The entire chapter is dedicated to the laws that the children will need to keep when they enter the Promised Land. These laws are all related to helping others. When they enter the land everyone will get a piece of the land, in a fair land distribution, all done by lots and divided in a way that the large tribes get a larger portion of the and than the smaller ones.

The first Mitzvah mentioned in this parasha is the Sabbatical year. Just like people are commanded to rest on the Seventh Day is the land to be left alone on the seventh year.

In addition to the Sabbatical year there are also instructions regarding the 50th year, known as the Jubilee year, when slaves go free, and anyone who had sold his land will get it back. In this way the family gets another chance to make a living off of the land that has been returned.

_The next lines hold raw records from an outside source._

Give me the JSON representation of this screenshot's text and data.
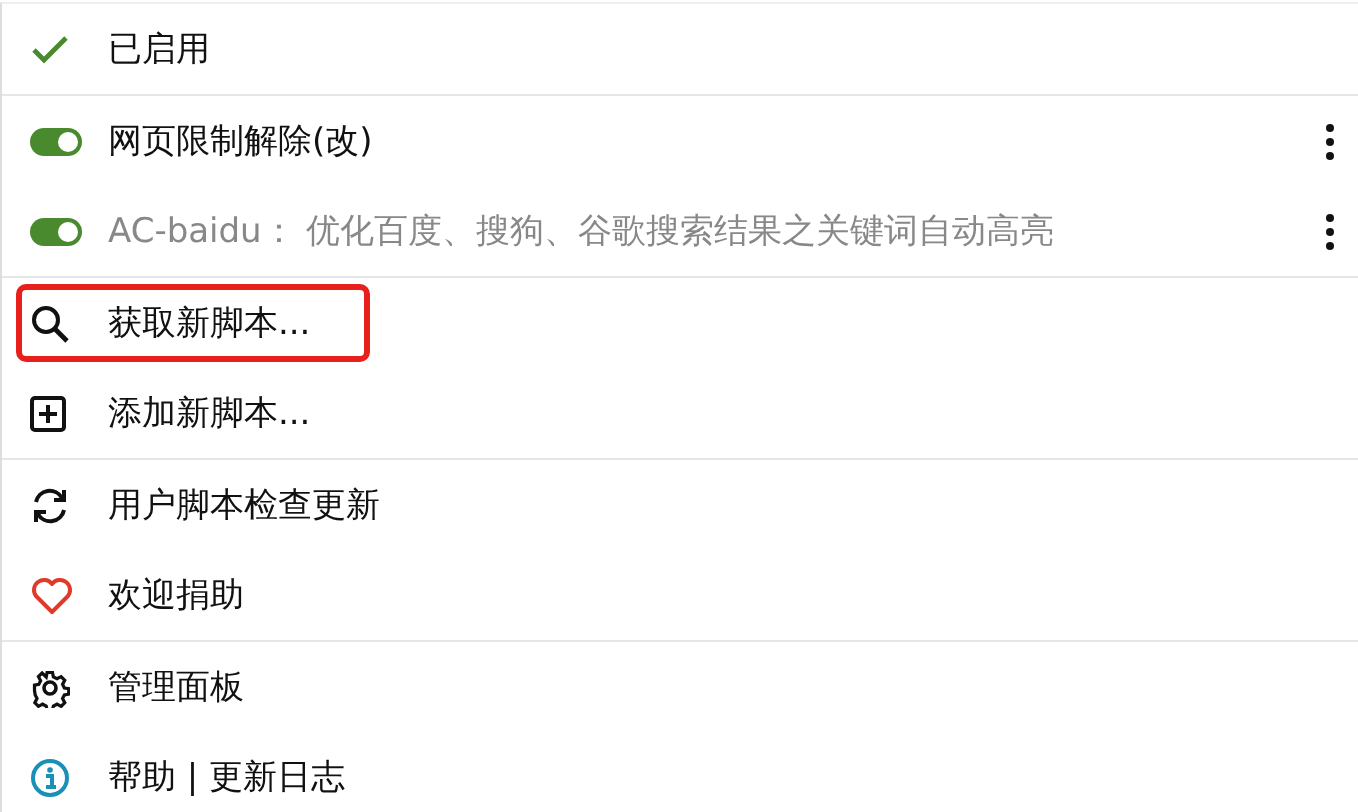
{
  "sections": [
    {
      "items": [
        {
          "kind": "check",
          "label": "已启用"
        }
      ]
    },
    {
      "items": [
        {
          "kind": "script",
          "label": "网页限制解除(改)",
          "on": true,
          "active": true
        },
        {
          "kind": "script",
          "label": "AC-baidu： 优化百度、搜狗、谷歌搜索结果之关键词自动高亮",
          "on": true,
          "active": false
        }
      ]
    },
    {
      "items": [
        {
          "kind": "search",
          "label": "获取新脚本...",
          "highlighted": true
        },
        {
          "kind": "add",
          "label": "添加新脚本...",
          "highlighted": false
        }
      ]
    },
    {
      "items": [
        {
          "kind": "update",
          "label": "用户脚本检查更新"
        },
        {
          "kind": "donate",
          "label": "欢迎捐助"
        }
      ]
    },
    {
      "items": [
        {
          "kind": "settings",
          "label": "管理面板"
        },
        {
          "kind": "info",
          "label": "帮助 | 更新日志"
        }
      ]
    }
  ]
}
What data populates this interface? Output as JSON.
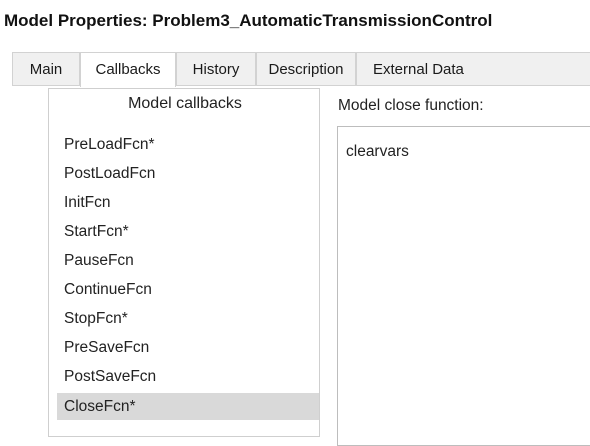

The balance of Chapter 25 urges us to help people in need. The Midrash brings together several verses from other places in the Bible, which praise those who help the poor and promise them great reward.

There is a very interesting comment with this message. When someone helps a poor person, it is as if this person has helped G-d do His job. Based on a Biblical verse, it is as if G-d becomes beholden to that person who provides for the poor. It is like giving a loan to G-d. G-d has an excellent credit rating and can be counted on to pay you back.

In this land of plenty, we know that there are millions who are struggling and living in severe poverty. Think of the thousands of people who lack a home and other basic needs. The thousands who sleep on the streets who we encounter in every major city, the homeless of our society. The Midrash on this parasha concludes that even the smallest gift that a person makes towards people in need will be doubly repaid by G-d. It is a Mitzvah that its reward is promised.

Have you helped a poor person recently? G-d will reward you.